Perhaps most disappointing, the bill rolls back rules meant to prevent analysts from misleading investors by talking up stocks simply to win investment banking business. Such conflicts of interest were banned in 2003, after federal and state investigations revealed analysts were privately deriding stocks they were publicly touting and failing to disclose conflicts.
Supporters of the bill point to the falloff in initial public offerings as evidence that regulatory costs are dissuading entrepreneurs from creating businesses or taking them public. And they say rescinding the analyst research restrictions would benefit small companies, which Wall Street otherwise ignores.
That sounds great in theory, but the reality offers a different picture. It’s true the number of initial offerings has declined, but evidence suggests that has less to do with regulation and more with global economic trends.
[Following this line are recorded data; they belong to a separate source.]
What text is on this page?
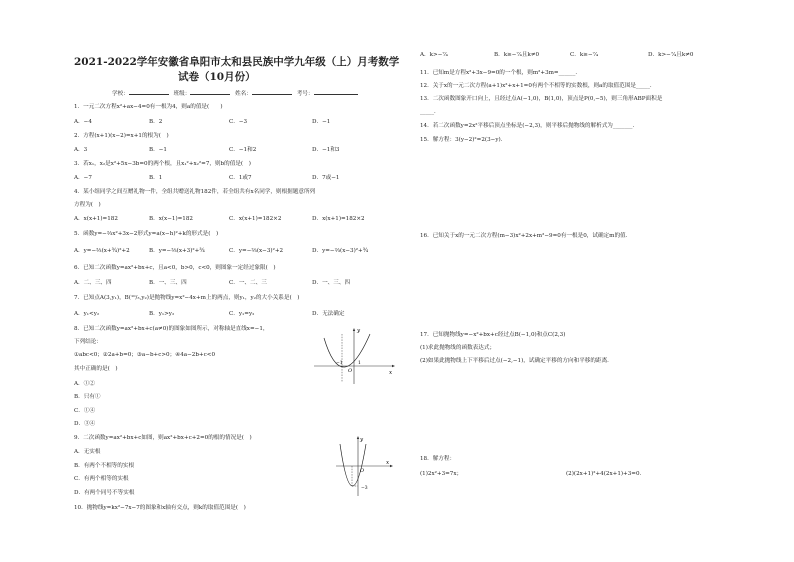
2021-2022学年安徽省阜阳市太和县民族中学九年级（上）月考数学
试卷（10月份）
学校：	班级：	姓名：	考号：
1．一元二次方程x²+ax−4=0有一根为4，则a的值是(　　)
A．−4	B．2	C．−3	D．−1
2．方程(x+1)(x−2)=x+1的根为(　)
A．3	B．−1	C．−1和2	D．−1和3
3．若x₁，x₂是x²+5x−3b=0的两个根，且x₁²+x₂²=7，则b的值是(　)
A．−7	B．1	C．1或7	D．7或−1
4．某小组同学之间互赠礼物一件，全组共赠送礼物182件，若全组共有x名同学，则根据题意所列
方程为(　)
A．x(x+1)=182	B．x(x−1)=182	C．x(x+1)=182×2	D．x(x+1)=182×2
5．函数y=−⅔x²+3x−2形式y=a(x−h)²+k的形式是(　)
A．y=−⅔(x+¾)²+2	B．y=−⅔(x+3)²+¾	C．y=−⅔(x−3)²+2	D．y=−⅔(x−3)²+¾
6．已知二次函数y=ax²+bx+c，且a<0，b>0，c<0，则图象一定经过象限(　)
A．二、三、四	B．一、三、四	C．一、二、三	D．一、三、四
7．已知点A(3,y₁)，B(¹⁰/₃,y₂)是抛物线y=x²−4x+m上的两点，则y₁，y₂的大小关系是(　)
A．y₁<y₂	B．y₁>y₂	C．y₁=y₂	D．无法确定
8．已知二次函数y=ax²+bx+c(a≠0)的图象如图所示，对称轴是直线x=−1，
下列结论：
①abc<0；②2a+b=0；③a−b+c>0；④4a−2b+c<0
其中正确的是(　)
A．①②
B．只有①
C．①④
D．③④
y
x
O
−1	1
9．二次函数y=ax²+bx+c如图，则ax²+bx+c+2=0的根的情况是(　)
A．无实根
B．有两个不相等的实根
C．有两个相等的实根
D．有两个同号不等实根
y
x
O
−3
10．抛物线y=kx²−7x−7的图象和x轴有交点，则k的取值范围是(　)
A．k>−⁷⁄₄	B．k≥−⁷⁄₄且k≠0	C．k≥−⁷⁄₄	D．k>−⁷⁄₄且k≠0
11．已知m是方程x²+3x−9=0的一个根，则m²+3m=______．
12．关于x的一元二次方程(a+1)x²+x+1=0有两个不相等的实数根，则a的取值范围是_____．
13．二次函数图象开口向上，且经过点A(−1,0)，B(1,0)，顶点是P(0,−5)，则三角形ABP面积是
_____．
14．若二次函数y=2x²平移后顶点坐标是(−2,3)，则平移后抛物线的解析式为_______．
15．解方程：3(y−2)²=2(3−y)．
16．已知关于x的一元二次方程(m−3)x²+2x+m²−9=0有一根是0，试确定m的值．
17．已知抛物线y=−x²+bx+c经过点B(−1,0)和点C(2,3)
(1)求此抛物线的函数表达式；
(2)如果此抛物线上下平移后过点(−2,−1)，试确定平移的方向和平移的距离．
18．解方程：
(1)2x²+3=7x；	(2)(2x+1)²+4(2x+1)+3=0．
IPOs of small companies -- those with less than $50 million in annual sales -- have declined more than 80 percent since 2001. It would be easy to blame the Sarbanes-Oxley law, which ushered in sweeping accounting and governance rules after a series of bankruptcies revealed that companies were cooking the books and auditors were looking the other way. But the SEC has long exempted companies with less than $75 million in sales from some of the law’s more onerous provisions, including the most costly of all, the internal controls audit.
As Jay Ritter, a finance professor at the University of Florida has documented, the decline in IPOs is related to declining profitability of small businesses. Many are opting to merge with larger companies to quickly get bigger and more profitable, rather than go public.
What’s more, many of the rules the bill seeks to upend have helped companies, including the internal controls rule. An SEC study, for example, found that such audits helped companies avoid financial restatements, which are costly exercises that often drive down share prices.
Luckily, a bipartisan group of senators has realized the damage this package could inflict and plans to offer changes during this week’s floor consideration. Among them: lowering the threshold for emerging growth companies to $350 million in annual sales. That’s a vast improvement, but probably still too high -- $350 million in sales isn’t exactly small beer.
The senators would cap the amount raised through crowd- funding at $1 million, and require those soliciting funds to register with the SEC. To help unsophisticated investors, it would cap investments at the greater of $2,000 or 5 percent of income for those who earn less than $100,000. (Those earning more could contribute a maximum of $100,000 per year.)
The senators would also wisely prevent analysts from recommending the pre-IPO stock of an emerging growth company.
There is room to improve small-business rules, but Congress should tread carefully. History is full of examples of legislation enacted in the name of deregulation, only to have it backfire. The 1999 Gramm-Leach-Bliley Act, which ended the Depression-era ban against mixing investment and commercial banking, and the 2000 Commodity Futures Modernization Act, which allowed explosive, but unregulated, growth in over-the-counter derivatives, are two. Both laws helped set the stage for the 2008 financial collapse.
It shouldn’t be necessary to gut investor safeguards to promote job creation. If investors lose confidence because of worries about fraud, they will demand a higher return on their money, raising the cost of capital for all.